Republican presidential hopeful Ben Carson has said he does not see a path forward for his campaign after Super Tuesday's results.

The former neurosurgeon said he would make an announcement on Friday about the future of his 2016 bid for the White House.

Though he did not suspend his campaign, his statement on Wednesday signals the death knell for his bid.

He said he would not attend Thursday's Republican debate hosted by Fox News in his hometown of Detroit.

"I do not see a path forward for my campaign in light of last evening's Super Tuesday primary results," he said in a statement.

"However, this grassroots movement on behalf of 'We the People' will continue."

Mr Carson is due to speak at the Conservative Political Action Conference in Washington DC on Friday.

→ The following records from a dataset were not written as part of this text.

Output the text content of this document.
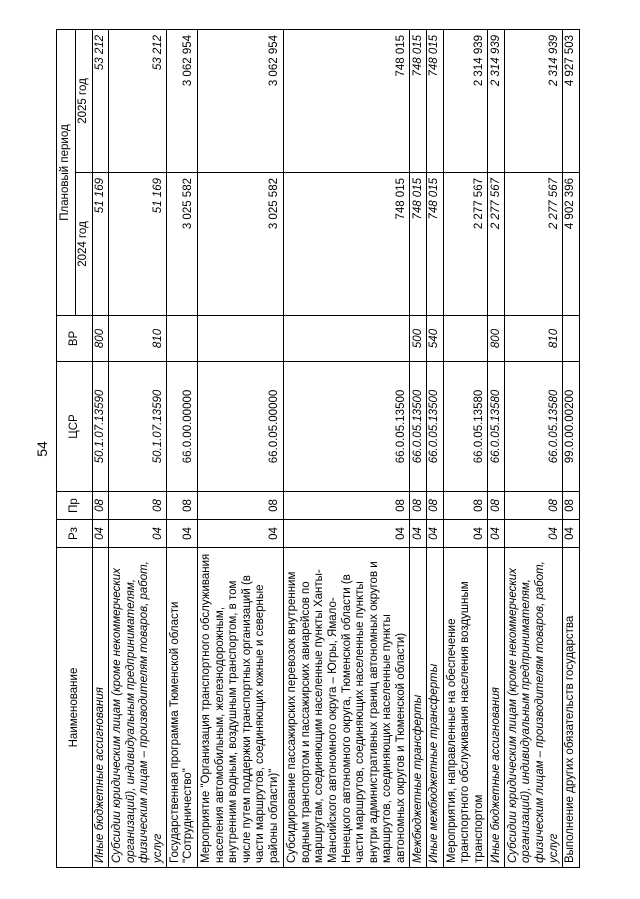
54
Наименование	Рз	Пр	ЦСР	ВР	Плановый период	
					2024 год	2025 год
Иные бюджетные ассигнования	04	08	50.1.07.13590	800	51 169	53 212
Субсидии юридическим лицам (кроме некоммерческих организаций), индивидуальным предпринимателям, физическим лицам – производителям товаров, работ, услуг	04	08	50.1.07.13590	810	51 169	53 212
Государственная программа Тюменской области "Сотрудничество"	04	08	66.0.00.00000		3 025 582	3 062 954
Мероприятие "Организация транспортного обслуживания населения автомобильным, железнодорожным, внутренним водным, воздушным транспортом, в том числе путем поддержки транспортных организаций (в части маршрутов, соединяющих южные и северные районы области)"	04	08	66.0.05.00000		3 025 582	3 062 954
Субсидирование пассажирских перевозок внутренним водным транспортом и пассажирских авиарейсов по маршрутам, соединяющим населенные пункты Ханты-Мансийского автономного округа – Югры, Ямало-Ненецкого автономного округа, Тюменской области (в части маршрутов, соединяющих населенные пункты внутри административных границ автономных округов и маршрутов, соединяющих населенные пункты автономных округов и Тюменской области)	04	08	66.0.05.13500		748 015	748 015
Межбюджетные трансферты	04	08	66.0.05.13500	500	748 015	748 015
Иные межбюджетные трансферты	04	08	66.0.05.13500	540	748 015	748 015
Мероприятия, направленные на обеспечение транспортного обслуживания населения воздушным транспортом	04	08	66.0.05.13580		2 277 567	2 314 939
Иные бюджетные ассигнования	04	08	66.0.05.13580	800	2 277 567	2 314 939
Субсидии юридическим лицам (кроме некоммерческих организаций), индивидуальным предпринимателям, физическим лицам – производителям товаров, работ, услуг	04	08	66.0.05.13580	810	2 277 567	2 314 939
Выполнение других обязательств государства	04	08	99.0.00.00200		4 902 396	4 927 503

He was propelled to front runner status early last year only to steadily lose steam amid stumbles blamed on his political inexperience.

His withdrawal would leave four candidates vying to be the Republican nominee for November's White House election.

Mr Carson's statement comes as Republican leaders scramble to derail the momentum of their own front runner, Donald Trump.

Trump and Democratic candidate Hillary Clinton both had good nights on Super Tuesday as they claimed a number of wins. 

Mr Trump had a big night translating his success in the polls to votes in the primaries as he won Georgia, Virginia, Vermont, Alabama, Massachusetts, Tennessee and Arkansas.

However, the party fears the pugnacious 69-year-old billionaire would be an electoral liability in an expected match-up against Clinton.

Florida Senator Marco Rubio, who won his first presidential state contest in liberal Minnesota on Tuesday, told Fox News the party would "never" unite behind Mr Trump.

The party's 2012 nominee, former Massachusetts Governor Mitt Romney, has scheduled a speech for Thursday about the state of the race.

Larry Donnelly, Law Lecturer at NUI Galway, says he doesn't "think there's any way" for the other Republican candidates to catch up with the billionaire front runner if he takes the 99 delegates in the Florida primary later this month.